0

I have data of following format:

+-----+---------------+
| name|           Data|
+-----+---------------+
|Alpha|      [A, B, C]|
| Beta|   [A, B, C, D]|
|Gamma|[A, B, C, D, E]|
+-----+---------------+

How to transform it into ?

+-----+----+-----+-----+-----+-----+
| name|   A|    B|    C|    D|    E|
+-----+----+-----+-----+-----+-----+
|Alpha|   1|    1|    1|    0|    0|
| Beta|   1|    1|    1|    1|    0|
|Gamma|   1|    1|    1|    1|    1|
+-----+----+-----+-----+-----+-----+

Thanks to @Jarrod Baker for help in similar transformation earlier

Here is the code that i have:

val df = Seq(
      ("Alpha", Array("A", "B", "C")),
      ("Beta", Array("A", "B", "C", "D")),
      ("Gamma", Array("A", "B", "C", "D", "E")),
).toDF("name", "Data")
df.show()

val arrayDataSize = df.withColumn("arr_size", size(col("Data"))).agg(max("arr_size") as "maxSize") 
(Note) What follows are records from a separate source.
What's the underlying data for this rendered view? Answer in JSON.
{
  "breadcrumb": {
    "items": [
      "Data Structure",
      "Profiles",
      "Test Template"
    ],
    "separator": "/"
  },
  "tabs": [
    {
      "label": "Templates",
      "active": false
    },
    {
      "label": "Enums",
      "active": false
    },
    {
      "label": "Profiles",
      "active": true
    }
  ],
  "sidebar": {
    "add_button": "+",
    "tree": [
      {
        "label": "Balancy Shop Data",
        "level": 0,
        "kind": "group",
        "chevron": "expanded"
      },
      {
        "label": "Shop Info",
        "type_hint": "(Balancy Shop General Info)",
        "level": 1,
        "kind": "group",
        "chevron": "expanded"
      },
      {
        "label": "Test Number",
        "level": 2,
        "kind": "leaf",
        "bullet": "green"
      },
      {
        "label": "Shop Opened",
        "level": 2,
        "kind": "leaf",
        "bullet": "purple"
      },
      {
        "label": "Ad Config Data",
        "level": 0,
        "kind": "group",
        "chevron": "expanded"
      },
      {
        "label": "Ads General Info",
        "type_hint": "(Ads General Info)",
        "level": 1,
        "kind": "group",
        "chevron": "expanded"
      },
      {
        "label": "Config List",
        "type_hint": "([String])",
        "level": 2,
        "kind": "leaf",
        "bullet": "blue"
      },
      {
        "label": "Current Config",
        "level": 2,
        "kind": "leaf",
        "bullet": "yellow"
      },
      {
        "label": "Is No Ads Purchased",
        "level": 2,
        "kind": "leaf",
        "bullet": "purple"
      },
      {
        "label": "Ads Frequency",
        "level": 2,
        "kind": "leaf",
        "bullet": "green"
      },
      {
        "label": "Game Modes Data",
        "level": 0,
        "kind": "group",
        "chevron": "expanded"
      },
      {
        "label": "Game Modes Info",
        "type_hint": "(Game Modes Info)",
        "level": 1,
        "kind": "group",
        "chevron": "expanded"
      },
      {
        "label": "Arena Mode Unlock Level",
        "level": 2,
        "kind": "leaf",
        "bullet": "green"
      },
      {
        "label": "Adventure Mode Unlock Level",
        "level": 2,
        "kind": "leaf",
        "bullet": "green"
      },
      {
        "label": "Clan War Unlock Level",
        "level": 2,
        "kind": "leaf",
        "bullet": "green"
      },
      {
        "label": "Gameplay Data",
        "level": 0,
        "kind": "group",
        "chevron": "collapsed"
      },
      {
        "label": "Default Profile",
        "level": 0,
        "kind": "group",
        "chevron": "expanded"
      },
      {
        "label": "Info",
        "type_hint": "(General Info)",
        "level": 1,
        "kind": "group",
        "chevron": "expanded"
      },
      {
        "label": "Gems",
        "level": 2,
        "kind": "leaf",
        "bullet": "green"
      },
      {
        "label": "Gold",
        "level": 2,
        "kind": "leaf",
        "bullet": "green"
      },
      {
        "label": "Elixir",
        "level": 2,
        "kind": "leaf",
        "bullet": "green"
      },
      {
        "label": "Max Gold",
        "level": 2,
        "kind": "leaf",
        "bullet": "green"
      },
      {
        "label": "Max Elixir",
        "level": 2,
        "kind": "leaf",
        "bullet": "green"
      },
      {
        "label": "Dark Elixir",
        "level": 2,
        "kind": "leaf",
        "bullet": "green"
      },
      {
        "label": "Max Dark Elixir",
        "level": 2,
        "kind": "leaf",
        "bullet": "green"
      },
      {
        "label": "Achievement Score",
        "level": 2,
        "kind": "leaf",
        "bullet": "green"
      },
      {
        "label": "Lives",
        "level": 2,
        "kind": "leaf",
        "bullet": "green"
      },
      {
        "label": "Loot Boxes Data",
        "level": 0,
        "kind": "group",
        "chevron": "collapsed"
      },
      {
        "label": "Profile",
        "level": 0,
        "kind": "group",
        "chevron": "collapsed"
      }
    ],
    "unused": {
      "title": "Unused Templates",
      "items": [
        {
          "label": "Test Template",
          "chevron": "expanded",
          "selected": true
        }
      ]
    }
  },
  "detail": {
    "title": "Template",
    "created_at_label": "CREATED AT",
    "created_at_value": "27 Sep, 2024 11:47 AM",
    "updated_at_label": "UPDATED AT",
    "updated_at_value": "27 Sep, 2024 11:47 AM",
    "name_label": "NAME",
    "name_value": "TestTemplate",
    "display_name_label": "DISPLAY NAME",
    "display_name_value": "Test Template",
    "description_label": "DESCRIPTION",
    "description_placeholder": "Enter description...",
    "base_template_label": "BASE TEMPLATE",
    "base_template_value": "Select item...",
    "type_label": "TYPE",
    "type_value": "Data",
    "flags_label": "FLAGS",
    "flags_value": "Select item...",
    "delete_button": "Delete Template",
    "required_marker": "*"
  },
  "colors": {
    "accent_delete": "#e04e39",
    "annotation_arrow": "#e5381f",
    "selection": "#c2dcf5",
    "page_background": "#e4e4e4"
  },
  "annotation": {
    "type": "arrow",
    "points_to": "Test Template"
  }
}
val newDF = df.select(($"name") +: (0 until arrayDataSize.first.getInt(0)).map(i => {($"Data") (i).contains("A").alias("A") }): _*)

newDF.show()
+-----+----+-----+-----+-----+-----+
| name|   A|    A|    A|    A|    A|
+-----+----+-----+-----+-----+-----+
|Alpha|true|false|false| null| null|
| Beta|true|false|false|false| null|
|Gamma|true|false|false|false|false|
+-----+----+-----+-----+-----+-----+

Thanks in advance for your help.

Faaiz
  • 635
  • 8
  • 18
  • Take a look at [this question](https://stackoverflow.com/questions/64854310/transpose-in-spark-scala-logic) and [this question](https://stackoverflow.com/questions/62803305/scala-explode-method-cartesian-product-multiple-array) – tjheslin1 Apr 02 '22 at 12:19

1 Answers1

0

You can use the RelationalGroupedDataset's pivot method to achieve what you want. To create such a Dataset, you need to use groupBy on a Dataset.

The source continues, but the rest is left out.